You don’t have to cut off all connections permanently, but taking a break can help you gain perspective on the situation.
It’s difficult to know when it’s appropriate to re-establish contact. This is most likely unique to each individual. Just keep in mind, to be honest with yourself and that other person about when that time will come.
29. Write About The Experience:
That’s exactly what I’m doing right now. I’m not sure how much it helps in the long run, but it sure feels good to let the words flow. Allowing the emotions that surround the condition to take shape feels beneficial.
Keeping a journal or writing poems can help you get to the bottom of your wishes for the condition. This can be as free-form or as structured as you like. Perhaps you should make a list of your life goals and identify new things you want to try. Or perhaps you just want to let your thoughts run wild.
Whatever it is, write it down as best you can.
You could also share your writing with a friend to see what their opinions are on your ideas. Friends can often help us see things in ways we hadn’t previously considered.
Every love story in the movies has a satisfying ending. In real life, love isn’t always like that.

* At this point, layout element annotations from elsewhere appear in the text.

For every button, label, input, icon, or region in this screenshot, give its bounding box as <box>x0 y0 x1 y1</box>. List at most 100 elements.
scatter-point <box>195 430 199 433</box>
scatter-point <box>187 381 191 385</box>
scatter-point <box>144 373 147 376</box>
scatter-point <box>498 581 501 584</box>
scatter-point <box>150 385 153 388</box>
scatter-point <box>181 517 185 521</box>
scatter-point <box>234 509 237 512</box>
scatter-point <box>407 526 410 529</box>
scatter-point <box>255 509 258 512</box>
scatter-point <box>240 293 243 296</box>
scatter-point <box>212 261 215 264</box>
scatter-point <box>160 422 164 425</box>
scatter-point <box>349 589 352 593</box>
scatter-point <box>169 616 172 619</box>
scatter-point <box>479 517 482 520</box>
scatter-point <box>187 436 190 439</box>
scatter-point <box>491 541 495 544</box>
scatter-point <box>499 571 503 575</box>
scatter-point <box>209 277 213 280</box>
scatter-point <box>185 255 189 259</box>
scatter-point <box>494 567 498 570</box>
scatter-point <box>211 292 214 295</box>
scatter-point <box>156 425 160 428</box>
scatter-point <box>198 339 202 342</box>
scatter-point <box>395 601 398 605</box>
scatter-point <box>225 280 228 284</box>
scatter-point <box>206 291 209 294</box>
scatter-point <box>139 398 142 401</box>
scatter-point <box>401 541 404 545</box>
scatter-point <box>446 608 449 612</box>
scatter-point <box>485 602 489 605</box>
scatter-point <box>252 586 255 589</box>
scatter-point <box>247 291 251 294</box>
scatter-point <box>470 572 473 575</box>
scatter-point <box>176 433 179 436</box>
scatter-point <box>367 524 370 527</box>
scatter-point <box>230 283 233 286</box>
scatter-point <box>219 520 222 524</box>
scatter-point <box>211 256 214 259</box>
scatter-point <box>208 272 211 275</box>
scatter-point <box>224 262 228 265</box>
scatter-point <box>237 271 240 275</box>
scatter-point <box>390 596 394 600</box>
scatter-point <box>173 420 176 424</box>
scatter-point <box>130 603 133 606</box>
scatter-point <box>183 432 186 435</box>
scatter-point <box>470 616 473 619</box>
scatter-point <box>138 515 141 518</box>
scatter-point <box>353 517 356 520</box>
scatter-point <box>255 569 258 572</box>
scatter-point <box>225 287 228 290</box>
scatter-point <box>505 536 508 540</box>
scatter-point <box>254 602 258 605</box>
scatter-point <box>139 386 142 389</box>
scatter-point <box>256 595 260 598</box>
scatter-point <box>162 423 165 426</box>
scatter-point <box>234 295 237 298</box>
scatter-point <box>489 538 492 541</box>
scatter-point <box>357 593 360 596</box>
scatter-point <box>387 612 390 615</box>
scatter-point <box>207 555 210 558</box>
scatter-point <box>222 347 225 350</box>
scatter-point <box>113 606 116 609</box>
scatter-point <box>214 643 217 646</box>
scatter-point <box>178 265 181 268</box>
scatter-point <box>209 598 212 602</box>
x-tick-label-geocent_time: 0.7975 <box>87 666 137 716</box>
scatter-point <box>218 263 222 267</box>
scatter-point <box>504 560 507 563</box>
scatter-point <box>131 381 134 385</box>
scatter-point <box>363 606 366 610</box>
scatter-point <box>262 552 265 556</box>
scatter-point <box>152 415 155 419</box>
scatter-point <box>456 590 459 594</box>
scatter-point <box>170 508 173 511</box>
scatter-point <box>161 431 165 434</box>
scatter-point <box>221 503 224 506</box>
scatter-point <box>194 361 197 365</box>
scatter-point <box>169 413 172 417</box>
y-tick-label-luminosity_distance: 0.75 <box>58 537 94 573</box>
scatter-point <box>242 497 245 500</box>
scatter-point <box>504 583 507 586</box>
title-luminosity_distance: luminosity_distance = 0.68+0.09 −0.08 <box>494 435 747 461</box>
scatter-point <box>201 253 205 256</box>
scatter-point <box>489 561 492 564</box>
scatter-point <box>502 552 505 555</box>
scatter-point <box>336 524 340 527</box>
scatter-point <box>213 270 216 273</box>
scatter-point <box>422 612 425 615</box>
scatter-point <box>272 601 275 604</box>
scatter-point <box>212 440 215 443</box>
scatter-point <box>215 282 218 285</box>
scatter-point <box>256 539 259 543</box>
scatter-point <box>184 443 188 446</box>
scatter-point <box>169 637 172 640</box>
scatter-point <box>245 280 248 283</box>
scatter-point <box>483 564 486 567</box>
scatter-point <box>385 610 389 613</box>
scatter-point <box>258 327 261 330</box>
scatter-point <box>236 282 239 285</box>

Sometimes we wake up at 5 a.m. thinking about that person again. When we hear their name, we get a shudder all the way through our bodies, as if they physically began to shake us to our core.
There are times when there is no clear answer as to why we felt the way we did and why they did not return our adoration.
Life isn’t always easy. Accepting that is a necessary part of the journey.
What not to do:
While a new relationship can help you move on from the past, it is not a healthy way to deal with rejection.
This is not only bad for you; it may also hurt the other person’s feelings.
Allow yourself some time. If you have an incomplete emotional business, don’t start a new relationship.